EMD Serono: Global Oncology Big Data Alliance (GOBDA) – Rare Cancer Registry and Rare but Serious Adverse Events Initiative

Global Oncology Big Data Alliance (GOBDA) announces that it will launch, in early 2019, a collaborative Merkel Cell Carcinoma (MCC) registry, together with investigators from the MCC Task Force, U.S. Food and Drug Administration (FDA) specialists, and patient advocates, to better understand the significant unmet need and uncover new hypotheses within this rare patient population. GOBDA’s mission is to connect and empower the oncology community with big data and advanced analytical capabilities to accelerate discovery, development, and delivery of innovative treatment to cancer patients. Unlocking the potential of patient-level clinical data will improve the ability to understand diseases and develop novel therapies for patients with high unmet need. Combining the power of machine learning and advanced analytics will be another focus of GOBDA. With the advent of immuno-therapies, specific rare but serious immune-related adverse events have been observed. Understanding and detecting early signals could help predict and better manage this significant unmet need.

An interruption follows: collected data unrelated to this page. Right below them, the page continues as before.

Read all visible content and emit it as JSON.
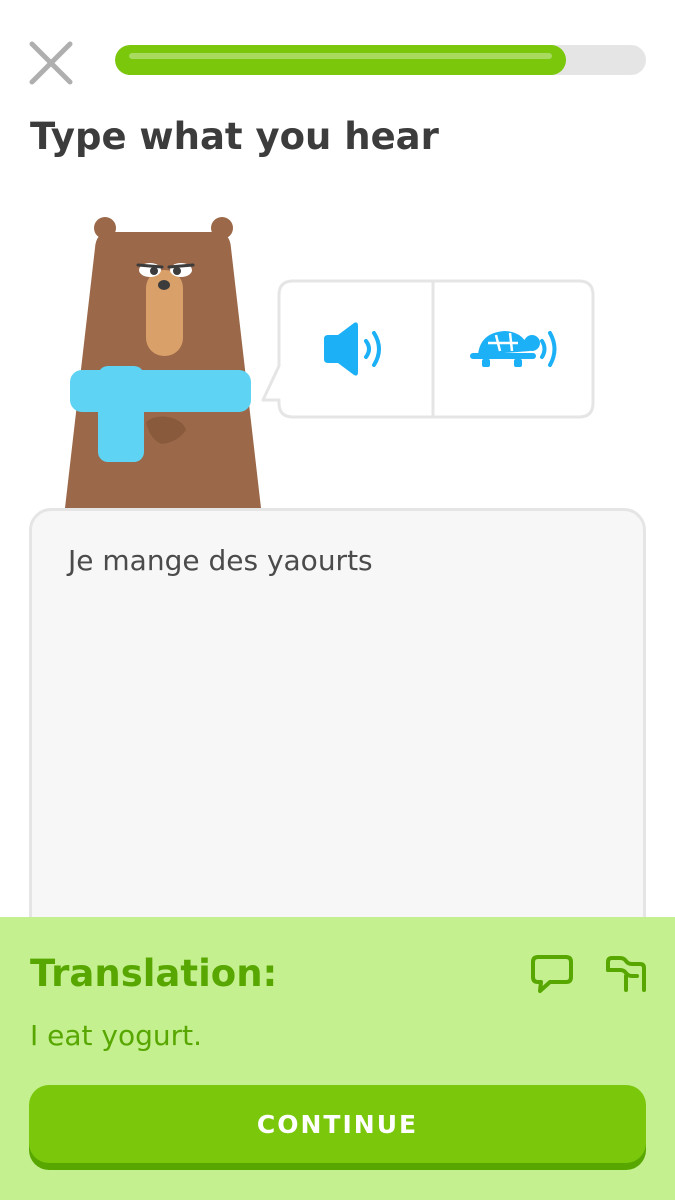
{
  "progress": {
    "value": 0.85,
    "color": "#7ac70c",
    "track_color": "#e5e5e5"
  },
  "header": {
    "close_icon": "close-icon"
  },
  "prompt": {
    "title": "Type what you hear"
  },
  "character": {
    "name_icon": "bear-character"
  },
  "audio": {
    "normal_icon": "speaker-icon",
    "slow_icon": "turtle-speaker-icon",
    "icon_color": "#1cb0f6"
  },
  "answer": {
    "text": "Je mange des yaourts"
  },
  "feedback": {
    "title": "Translation:",
    "translation": "I eat yogurt.",
    "discuss_icon": "comment-icon",
    "report_icon": "flag-icon",
    "panel_color": "#c4f08f",
    "text_color": "#58a700"
  },
  "continue_button": {
    "label": "CONTINUE",
    "color": "#7ac70c"
  }
}
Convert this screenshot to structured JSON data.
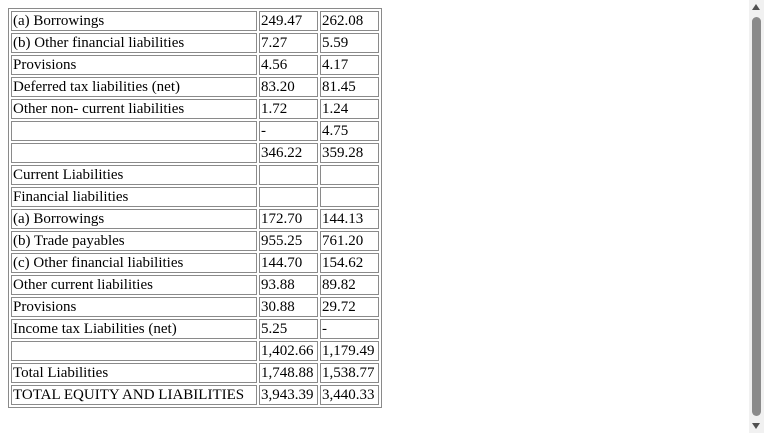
{
  "rows": [
    {
      "label": "(a) Borrowings",
      "v1": "249.47",
      "v2": "262.08"
    },
    {
      "label": "(b) Other financial liabilities",
      "v1": "7.27",
      "v2": "5.59"
    },
    {
      "label": "Provisions",
      "v1": "4.56",
      "v2": "4.17"
    },
    {
      "label": "Deferred tax liabilities (net)",
      "v1": "83.20",
      "v2": "81.45"
    },
    {
      "label": "Other non- current liabilities",
      "v1": "1.72",
      "v2": "1.24"
    },
    {
      "label": "",
      "v1": "-",
      "v2": "4.75"
    },
    {
      "label": "",
      "v1": "346.22",
      "v2": "359.28"
    },
    {
      "label": "Current Liabilities",
      "v1": "",
      "v2": ""
    },
    {
      "label": "Financial liabilities",
      "v1": "",
      "v2": ""
    },
    {
      "label": "(a) Borrowings",
      "v1": "172.70",
      "v2": "144.13"
    },
    {
      "label": "(b) Trade payables",
      "v1": "955.25",
      "v2": "761.20"
    },
    {
      "label": "(c) Other financial liabilities",
      "v1": "144.70",
      "v2": "154.62"
    },
    {
      "label": "Other current liabilities",
      "v1": "93.88",
      "v2": "89.82"
    },
    {
      "label": "Provisions",
      "v1": "30.88",
      "v2": "29.72"
    },
    {
      "label": "Income tax Liabilities (net)",
      "v1": "5.25",
      "v2": "-"
    },
    {
      "label": "",
      "v1": "1,402.66",
      "v2": "1,179.49"
    },
    {
      "label": "Total Liabilities",
      "v1": "1,748.88",
      "v2": "1,538.77"
    },
    {
      "label": "TOTAL EQUITY AND LIABILITIES",
      "v1": "3,943.39",
      "v2": "3,440.33"
    }
  ]
}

Syapse: Syapse Learning Health Network*

Ascension, Banner Health, Inova Health, LSU Health, OhioHealth, and Seoul National University Hospital are each committing to sharing real-world evidence upon joining the Syapse Learning Health Network. They will participate along with founding members Aurora Health Care, Catholic Health Initiatives, Dignity Health, Henry Ford Health System, and Providence St. Joseph Health. Originally announced at the 2016 White House Cancer Moonshot Summit, the Syapse Learning Health Network is a global precision oncology data sharing network dedicated to improving cancer care across communities. The Network comprises data and physicians from 412 hospitals across the United States and South Korea and will impact 215,270 new cancer cases annually. Syapse fulfilled its original Cancer Moonshot pledge to onboard at least 5 new health systems in 12 months and increase clinical trials access across 20 community sites within 15 months. Syapse enables its broad network of community providers to leverage shared data, providing powerful insights to clinicians and increasing patient access to innovative cancer therapies. Syapse is also announcing a commitment to data sharing with the National Cancer Institute Surveillance, Epidemiology, and End Results (SEER) Program, which will bring high-quality registry data to oncologists in Syapse’s network and enhance cancer surveillance efforts by providing data that is difficult to capture through traditional methods.